Cell cycle control of aspartate transcarbamylase levels in Chlorella sorokiniana

Aspartate transcarbamylase (carbamylphosphate:L-aspartate carbamyltransferase, E. C. 2.1.3.2) from Chlorella sorokiniana was stabilized in vitro by uridine and UMP with 0.04 mM uridine and 0.05 mM UMP giving half maximal stability. Positive cooperative effects on stabilization were observed for UMP but not uridine. The enzyme was stabilized at all temperatures between 2° and 50°, but in the absence of the nucleotide the enzyme was both cold and heat labile and had a temperature stability optimum of 32° for an incubation time of 90 min~ The enzyme was more stable in glycylglycine buffer than in Tris-HCl buffer. The enzyme was inhibited by uridine and UMP, but concentrations of 1.6 mM uridine or 2.6 mM UMP were required for 50% inhibition. Sensitivity to inhibition was diminished by ammonium sulfate fractionation or multiple passages through a French pressure cell. The loss of sensitivity to inhibition may be due to breakdown of the enzyme into subunits or breakdown of a multienzyme complex of pyrimidine enzymes. An assay for activity of carbamyl-P synthetase (E. C. 2.7.2.5), a suspected component of the multienzyme complex, was developed for Chlorella. Neither aspartate transcarbamylase nor carbamyl-P synthetase was sedimented by centrifugation at 100,000 x g for 5.5 hours. Either a multi-enzyme complex does not exist, the complex is of low molecular weight, or the complex was destroyed during preparation of the cellular material.
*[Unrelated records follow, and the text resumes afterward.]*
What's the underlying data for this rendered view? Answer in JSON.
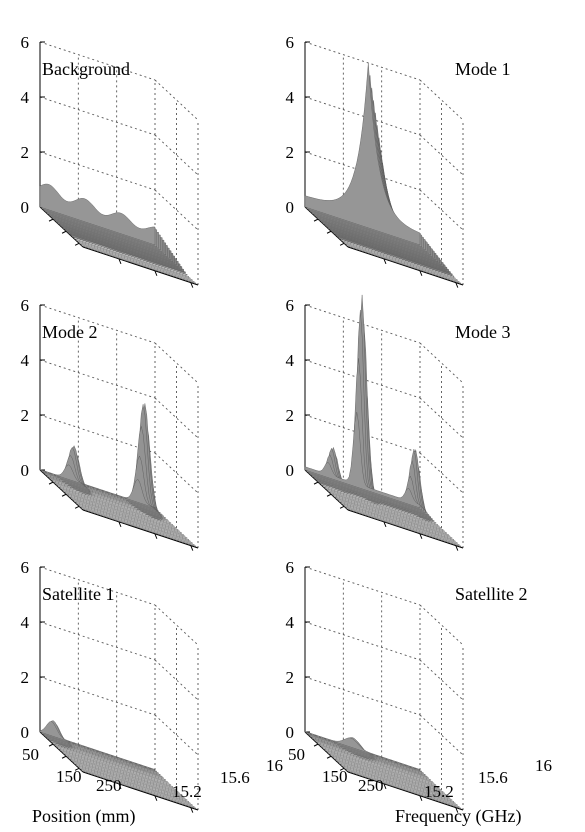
{
  "chart_data": {
    "type": "surface",
    "panels": [
      {
        "title": "Background",
        "peaks": [
          {
            "pos": 0.06,
            "freq": 0.35,
            "height": 0.9,
            "w": 0.06
          }
        ],
        "plateau": 1.0,
        "shape": "background"
      },
      {
        "title": "Mode 1",
        "peaks": [
          {
            "pos": 0.1,
            "freq": 0.55,
            "height": 5.6,
            "w": 0.3
          }
        ],
        "plateau": 0.4,
        "shape": "mode1"
      },
      {
        "title": "Mode 2",
        "peaks": [
          {
            "pos": 0.15,
            "freq": 0.85,
            "height": 3.9,
            "w": 0.05
          },
          {
            "pos": 0.12,
            "freq": 0.25,
            "height": 1.4,
            "w": 0.05
          }
        ],
        "plateau": 0.05,
        "shape": "spiky"
      },
      {
        "title": "Mode 3",
        "peaks": [
          {
            "pos": 0.12,
            "freq": 0.45,
            "height": 7.1,
            "w": 0.04
          },
          {
            "pos": 0.15,
            "freq": 0.9,
            "height": 2.2,
            "w": 0.04
          },
          {
            "pos": 0.12,
            "freq": 0.2,
            "height": 1.2,
            "w": 0.04
          }
        ],
        "plateau": 0.3,
        "shape": "spiky"
      },
      {
        "title": "Satellite 1",
        "peaks": [
          {
            "pos": 0.05,
            "freq": 0.1,
            "height": 0.6,
            "w": 0.06
          }
        ],
        "plateau": 0.05,
        "shape": "flat"
      },
      {
        "title": "Satellite 2",
        "peaks": [
          {
            "pos": 0.06,
            "freq": 0.4,
            "height": 0.4,
            "w": 0.08
          }
        ],
        "plateau": 0.05,
        "shape": "flat"
      }
    ],
    "zaxis": {
      "ticks": [
        "0",
        "2",
        "4",
        "6"
      ],
      "range": [
        0,
        6
      ]
    },
    "position_ticks": [
      "50",
      "150",
      "250"
    ],
    "frequency_ticks": [
      "15.2",
      "15.6",
      "16"
    ],
    "xlabel": "Position (mm)",
    "ylabel": "Frequency (GHz)",
    "surface_color": "#8c8c8c",
    "grid": true
  }
}
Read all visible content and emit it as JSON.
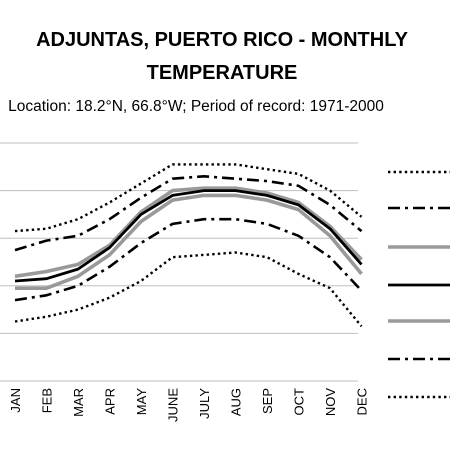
{
  "chart_data": {
    "type": "line",
    "title_line1": "ADJUNTAS, PUERTO RICO - MONTHLY",
    "title_line2": "TEMPERATURE",
    "subtitle": "Location: 18.2°N, 66.8°W; Period of record: 1971-2000",
    "categories": [
      "JAN",
      "FEB",
      "MAR",
      "APR",
      "MAY",
      "JUNE",
      "JULY",
      "AUG",
      "SEP",
      "OCT",
      "NOV",
      "DEC"
    ],
    "grid": true,
    "legend_position": "right",
    "ylim": [
      0,
      100
    ],
    "series": [
      {
        "style": "dotted",
        "color": "#000000",
        "values": [
          63,
          64,
          68,
          75,
          83,
          91,
          91,
          91,
          89,
          87,
          80,
          69
        ]
      },
      {
        "style": "dashdot",
        "color": "#000000",
        "values": [
          55,
          59,
          61,
          68,
          77,
          85,
          86,
          85,
          84,
          82,
          74,
          63
        ]
      },
      {
        "style": "solid",
        "color": "#999999",
        "values": [
          44,
          46,
          49,
          57,
          71,
          80,
          81,
          81,
          79,
          75,
          65,
          51
        ]
      },
      {
        "style": "solid",
        "color": "#000000",
        "values": [
          42,
          43,
          47,
          56,
          70,
          78,
          80,
          80,
          78,
          74,
          64,
          49
        ]
      },
      {
        "style": "solid",
        "color": "#999999",
        "values": [
          39,
          39,
          44,
          53,
          67,
          76,
          78,
          78,
          76,
          72,
          61,
          45
        ]
      },
      {
        "style": "dashdot",
        "color": "#000000",
        "values": [
          34,
          36,
          40,
          48,
          58,
          66,
          68,
          68,
          66,
          61,
          52,
          38
        ]
      },
      {
        "style": "dotted",
        "color": "#000000",
        "values": [
          25,
          27,
          30,
          35,
          42,
          52,
          53,
          54,
          52,
          45,
          39,
          23
        ]
      }
    ]
  }
}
Synchronous Chlorella cells were used to study the regulation of aspartate transcarbamylase during the cell cycle. Under certain culture conditions (constant light intensity per cell and nitrate as the nitrogen source) the enzyme accumulated in a step pattern with the step increase in enzyme accumulation occurring during DNA replication. This pattern is consistent with two hypotheses: The structural gene is transcribed only during the S-phase, or the structural gene may be transcribed continuously if the enzyme is unstable and either under a constant level of repression or free from repression. In the second case, if the enzyme were synthesized and broken down at the same rate, the enzyme would accumulate only when the gene dosage increased as a result of DNA replication. When culture conditions were altered in such a way as to cause the light intensity per cell to oscillate during the cell cycle, accumulation of the enzyme began before the onset of DNA replication. Therefore, the structural gene for aspartate transcarbamylase is not expressed constitutively, and enzyme accumulation is not restricted to the S-phase as predicted by the first hypothesis. In another experiment, the nitrogen source was changed from nitrate to ammonium, and the effective light intensity was increased but held constant during the cell cycle. The enzyme accumulated in a continuous pattern and DNA in a step pattern, again demonstrating that DNA and enzyme accumulation are not obligately coupled. When DNA synthesis was inhibited by 74%, by the addition of 2'-deoxyadenosine, there was no corresponding effect on enzyme accumulation.